El informe subraya que las actuaciones previstas por el Miteco en sus planificaciones tienen como objetivo integrar la nueva demanda energética y avanzar en la electrificación de la economía, además de facilitar la integración de renovables, reducir restricciones técnicas y reforzar la cohesión territorial.
Cabe recordar que la saturación de la red eléctrica está bloqueando centenares de proyectos industriales en la Comunitat Valenciana. Los datos más recientes de Red Eléctrica, consultados por este periódico, arrojan una cifra reveladora: en tan sólo dos meses se han rechazado 132,5 megavatios (MW) de potencia correspondientes a seis peticiones de conexión.
Este colapso ha sido denunciado desde el sector energético en varias ocasiones. La asociación de Empresas de Energía Eléctrica (aelēc) señala que en 2025 solo se aceptaron el 12% de las peticiones de conexión realizadas a Red Eléctrica, lo que da buena cuenta del cuello de botella que sufre la infraestructura española.
"La falta de capacidad en la red española de distribución sigue siendo una barrera que impide a nuevos proyectos implantarse allí donde realmente lo necesitan, obligándolos a desplazarse a zonas que, aun contando con capacidad disponible, no siempre responden a criterios industriales, logísticos o económicos adecuados", señalan desde la asociación.
Según explican desde la Asociación Valenciana de Empresas del Sector de la Energía (Avaesen) a este diario, el principal escollo reside en el lento despliegue de la red así como la falta de inversión y planificación para aumentar la capacidad de la infraestructura. En concreto, la red eléctrica española mantiene una situación de saturación estructural creciente, con el 86,3% de las subestaciones sin capacidad disponible, según el último análisis elaborado por el Foro Industria y Energía (FIE) y Opina 360.

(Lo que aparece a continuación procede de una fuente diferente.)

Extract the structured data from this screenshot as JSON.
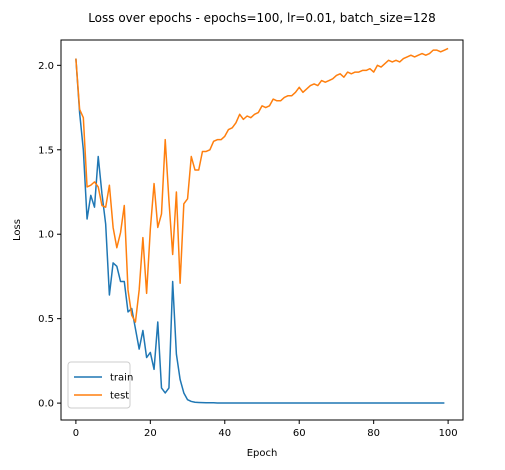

Pero, además, hay otro factor que está impidiendo el avance de la electrificación de la industria y el desarrollo de nuevos proyectos. Se trata del acaparamiento de potencia por parte de los llamados 'proyectos fantasma', que son aquellos que han conseguido acceso a la red y ocupan ese espacio de la autopista eléctrica pero que la mantienen sin uso porque no han desarrollado sus iniciativas.